昔、実弾射撃をしに行ったときにうっかりイヤマフを外してしまい耳がキーンてなって聞こえづらくなったのを思い出しました。
そういうこともあるかな、という小話です。

※ミニイベント【#月いち36の日】掲載作


 ガクン、と輸送機の床が揺れた。分厚い窓の外を鋼の羽根を持った鳥が飛んでいくのが見えたと思うと、機体の左端が沈むようにして傾いていく。どうやら、キャプテン・アメリカが携えたヴィブラニウム製の翼が輸送機の片翼を切り裂いていったようだった。
「くそ、こうなったら……!」
 床を転げて見事に一回転した男が取り出したモバイルの画面を操作し、表示されたあからさまに怪しいボタンを押した。すぐに、ボン、ボンッと小さな爆発が続けざまに機体を揺らす。自爆する気か。バッキーは安定しない床――というか正確に言えばココは窓のついた側壁だが――を走り、窓に尻をつけて座り込んだままの男を一つ殴り気絶させると、そのまま引きずってドアへ向かう。
「サム、投げるぞ」
『分かった。ホアキンが構えてる』
 行けるか、との声に続きホアキンの応答がインカムに届く。バッキーはそれを聞きながらメタルアームでドアを力任せにもぎ取った。ごう、と強くて冷たい風が一気に流れ込んでくる。
「行くぞ」
『オーケー、バッキー』
 すぅと一回り小さい雛鳥が並走するように輸送機に近づく。念の為とパラシュートを着せた男を、そのまま空に放り投げた。錐揉み回転しながら飛んでいく人影を、ホアキンが追っていく。しばらくして確保の報告が入った。
 機体は煙を上げどんどんと高度を下げていっている。そう遠くないところに海岸線も見えてきた。
『バック』
 呼び声がして、バッキーもドアから身を投げた。両手両足を広げ空気抵抗を使ってなるべく体勢を安定させておく。そこへ大きな翼を広げたサムがやってきて、バッキーの体をがしりと抱き締める。
 ドンッ、と一際大きな音が響いて、機体が盛大に火を噴いた。サムが咄嗟に翼を使ってガードしたので、熱風で顔や髪が焼けるのは避けられた。だが爆風に煽られ、バッキーを抱えたサムの体は空中で回転しながら意図しない方向へと飛んでいく。
「ぐっ!」
 砂浜に叩きつけられる衝撃でどちらともがうめき声を上げる。ギシギシと体は痛むが無事のようだ。どうやら落下の向きや勢いを調整しようと苦心してくれたようで、抱き合ったまま盛大に浜辺を転がったくらいで骨が折れたりといった大きな怪我はなかったらしい。いつかの記憶と同じようにごろごろと転がった後、砂塗れになりながら並んで仰向けになる。
「っは……肝が冷えたな」
 思ったより爆発のタイミングが早かった。やれやれとため息をつきながら立ち上がり、軽く砂を払うとバッキーが手を伸ばす。

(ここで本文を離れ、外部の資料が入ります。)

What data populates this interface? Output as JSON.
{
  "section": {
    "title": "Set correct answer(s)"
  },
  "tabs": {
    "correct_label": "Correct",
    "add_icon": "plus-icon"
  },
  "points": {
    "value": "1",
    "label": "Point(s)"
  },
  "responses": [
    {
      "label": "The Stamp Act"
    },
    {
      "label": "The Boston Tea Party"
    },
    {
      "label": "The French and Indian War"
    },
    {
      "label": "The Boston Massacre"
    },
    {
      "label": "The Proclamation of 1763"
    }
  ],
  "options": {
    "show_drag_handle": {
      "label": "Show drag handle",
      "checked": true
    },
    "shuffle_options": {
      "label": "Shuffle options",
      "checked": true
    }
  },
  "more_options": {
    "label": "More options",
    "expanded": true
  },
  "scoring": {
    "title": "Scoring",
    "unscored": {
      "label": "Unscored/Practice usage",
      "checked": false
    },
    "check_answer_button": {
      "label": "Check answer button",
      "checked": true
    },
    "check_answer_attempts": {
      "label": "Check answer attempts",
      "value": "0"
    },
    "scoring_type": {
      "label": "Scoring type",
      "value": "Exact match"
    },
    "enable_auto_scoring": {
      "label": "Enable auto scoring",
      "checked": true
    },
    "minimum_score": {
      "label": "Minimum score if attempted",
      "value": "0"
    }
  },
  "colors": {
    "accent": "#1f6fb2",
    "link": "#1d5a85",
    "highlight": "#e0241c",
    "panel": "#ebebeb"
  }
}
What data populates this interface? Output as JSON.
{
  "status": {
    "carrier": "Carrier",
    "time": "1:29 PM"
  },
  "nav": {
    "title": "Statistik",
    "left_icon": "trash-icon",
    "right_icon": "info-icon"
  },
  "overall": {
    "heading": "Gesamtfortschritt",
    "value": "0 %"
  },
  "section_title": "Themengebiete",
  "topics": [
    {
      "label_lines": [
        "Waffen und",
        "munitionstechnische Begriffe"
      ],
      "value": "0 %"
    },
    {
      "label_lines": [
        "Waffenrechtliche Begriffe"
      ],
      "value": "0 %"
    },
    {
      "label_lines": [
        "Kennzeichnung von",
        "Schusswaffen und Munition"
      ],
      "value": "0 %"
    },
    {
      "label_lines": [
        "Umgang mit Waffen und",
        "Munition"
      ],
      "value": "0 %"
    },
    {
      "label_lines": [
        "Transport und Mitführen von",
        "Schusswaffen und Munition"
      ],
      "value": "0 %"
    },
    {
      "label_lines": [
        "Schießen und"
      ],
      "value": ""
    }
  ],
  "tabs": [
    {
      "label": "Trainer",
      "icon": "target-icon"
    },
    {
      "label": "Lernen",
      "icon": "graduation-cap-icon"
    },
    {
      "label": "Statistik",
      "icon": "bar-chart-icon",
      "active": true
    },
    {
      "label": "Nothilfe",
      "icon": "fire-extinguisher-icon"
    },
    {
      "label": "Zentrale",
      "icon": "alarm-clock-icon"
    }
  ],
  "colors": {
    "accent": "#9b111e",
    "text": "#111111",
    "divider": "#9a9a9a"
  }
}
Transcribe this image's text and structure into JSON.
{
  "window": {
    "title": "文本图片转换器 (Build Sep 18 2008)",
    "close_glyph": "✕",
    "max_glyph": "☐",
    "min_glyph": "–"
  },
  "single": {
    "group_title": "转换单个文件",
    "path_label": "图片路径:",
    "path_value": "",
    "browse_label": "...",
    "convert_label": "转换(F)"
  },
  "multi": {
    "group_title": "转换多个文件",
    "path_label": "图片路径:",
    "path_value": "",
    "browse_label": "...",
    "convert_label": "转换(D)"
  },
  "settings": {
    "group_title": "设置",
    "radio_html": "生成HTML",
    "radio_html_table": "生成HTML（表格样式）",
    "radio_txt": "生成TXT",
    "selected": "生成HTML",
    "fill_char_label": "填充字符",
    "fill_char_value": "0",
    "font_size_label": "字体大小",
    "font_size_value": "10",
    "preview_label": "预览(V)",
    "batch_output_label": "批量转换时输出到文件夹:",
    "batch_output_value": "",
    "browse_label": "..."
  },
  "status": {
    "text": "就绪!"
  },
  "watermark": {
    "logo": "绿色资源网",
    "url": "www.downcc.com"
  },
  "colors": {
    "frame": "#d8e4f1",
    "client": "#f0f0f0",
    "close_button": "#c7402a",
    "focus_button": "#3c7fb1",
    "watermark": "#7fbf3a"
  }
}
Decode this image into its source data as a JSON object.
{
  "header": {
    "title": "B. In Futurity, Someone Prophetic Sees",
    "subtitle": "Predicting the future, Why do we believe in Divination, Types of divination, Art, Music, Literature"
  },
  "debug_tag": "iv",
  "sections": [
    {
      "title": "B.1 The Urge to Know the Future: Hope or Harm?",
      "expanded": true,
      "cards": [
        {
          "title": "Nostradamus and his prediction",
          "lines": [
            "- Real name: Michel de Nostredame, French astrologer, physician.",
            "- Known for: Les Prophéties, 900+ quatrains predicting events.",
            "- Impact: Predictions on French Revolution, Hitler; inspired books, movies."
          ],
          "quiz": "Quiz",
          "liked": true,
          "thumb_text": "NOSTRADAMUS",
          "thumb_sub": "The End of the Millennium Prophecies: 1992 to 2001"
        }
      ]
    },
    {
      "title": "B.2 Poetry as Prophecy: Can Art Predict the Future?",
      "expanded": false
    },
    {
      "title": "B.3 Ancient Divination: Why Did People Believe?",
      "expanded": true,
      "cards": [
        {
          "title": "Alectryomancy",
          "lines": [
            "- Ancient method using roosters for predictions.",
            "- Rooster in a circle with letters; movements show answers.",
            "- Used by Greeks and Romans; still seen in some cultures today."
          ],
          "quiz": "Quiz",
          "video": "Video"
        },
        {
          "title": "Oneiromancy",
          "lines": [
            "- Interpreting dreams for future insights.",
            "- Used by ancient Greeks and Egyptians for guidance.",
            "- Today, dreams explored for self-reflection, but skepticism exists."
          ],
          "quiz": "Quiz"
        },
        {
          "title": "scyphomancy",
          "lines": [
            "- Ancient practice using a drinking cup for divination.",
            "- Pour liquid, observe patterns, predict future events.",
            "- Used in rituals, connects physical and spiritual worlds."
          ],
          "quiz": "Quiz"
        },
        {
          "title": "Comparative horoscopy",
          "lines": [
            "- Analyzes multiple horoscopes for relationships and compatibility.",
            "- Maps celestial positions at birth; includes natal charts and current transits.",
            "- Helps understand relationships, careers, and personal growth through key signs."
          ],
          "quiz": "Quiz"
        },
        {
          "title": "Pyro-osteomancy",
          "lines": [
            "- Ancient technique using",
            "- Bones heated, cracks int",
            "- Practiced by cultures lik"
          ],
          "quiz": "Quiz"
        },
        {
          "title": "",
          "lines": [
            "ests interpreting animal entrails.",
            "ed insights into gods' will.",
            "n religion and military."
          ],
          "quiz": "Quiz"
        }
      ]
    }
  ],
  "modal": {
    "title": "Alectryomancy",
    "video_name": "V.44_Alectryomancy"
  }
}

「サム、助かった。大丈夫か。下敷きにしたけど、怪我はないか」
「ん、何だ?」
 ぼんやりと宙を眺めながらほっと安堵の息をついていたサムが、視界に伸びてきたバッキーの手に気づいて視線をこちらへ向けてきた。僅かに眉を寄せ、いつもより少し大きめの声で聞き返してくる。ぴん、と眉を跳ね上げつつ、応えるように伸ばされたサムの手を引いてやる。
「愛してる、って言ったんだ」
 どうやら、思った以上に至近距離での爆発を受けて一時的に聴力が利かなくなって聞こえづらくなっているようだ。それに気づいて、つい魔が差してバッキーは家で二人きりの時にしか言わない言葉を歌うように舌に乗せた。
「ぅおっ?!」
 と、膝の裏辺りを少し強めに蹴られた。バランスを崩しかけながらサムの方を見る。聞こえていないと思ったのに、というのが表情に出ていたのか、眉間から鼻根の辺りまでぐっと皺を寄せて睨まれる。
「それぐらい、俺だって読唇できるっつーの」
 バァカ。とはなんとも可愛らしい罵りだ。これはきっと照れている。たぶん、恐らく。ふんと下らなさそうに鼻を鳴らして、バッキーを置いて歩き出す、その手に追い縋って指を絡めて引く。
「なぁ、サム。今夜は泊まっていいか。砂浜じゃなく、シーツの上を二人で転がりたい」
 少し早口に言って覗き込むように様子を伺う。一度足を止め、ちろりとバッキーの方を見やったサムは、ついと視線を明後日の方へと泳がせる。
「サム」
「悪い。爆音で耳がイカれてて何も聞こえなかった」
 バッキーに倣うように早口で言って、絡めた指を解いてほら行くぞとサムが再び歩き出す。砂を払って、サクサクと音を立てながら先を行く背をじっと眺める。
 あれは、聞こえてたな。聞こえてて、聞こえないフリをしている。
「おい、待てよサム」
 サクサクと砂浜を踏みつけ大股に追いついて横に並ぶ。
「耳が治ったら、教えてくれ。さっきの言葉、もう一度言うから」
 正面を向いたまま伝えれば、今度は肩を小突かれる。ほら、聞こえているんじゃないか。口元を盛大にひん曲げてこちらを睨みつけてくる顔すらただの照れ隠しにしか見えなくて、ついつい笑ってしまう。そして更に小突かれるのループ。
 でもまぁ、聞こえないフリしているだけってことは、ノーではないってことだ。
「ねぇ、ちょっと。イチャイチャしてないで早く戻ってよお二人さん」
「イチャイチャしてない」
 ぴしゃりと返してサムが走り出す。少し遅れて走り出しながら、バッキーは逸る気持ちを抑えながらちろりと唇を舐めた。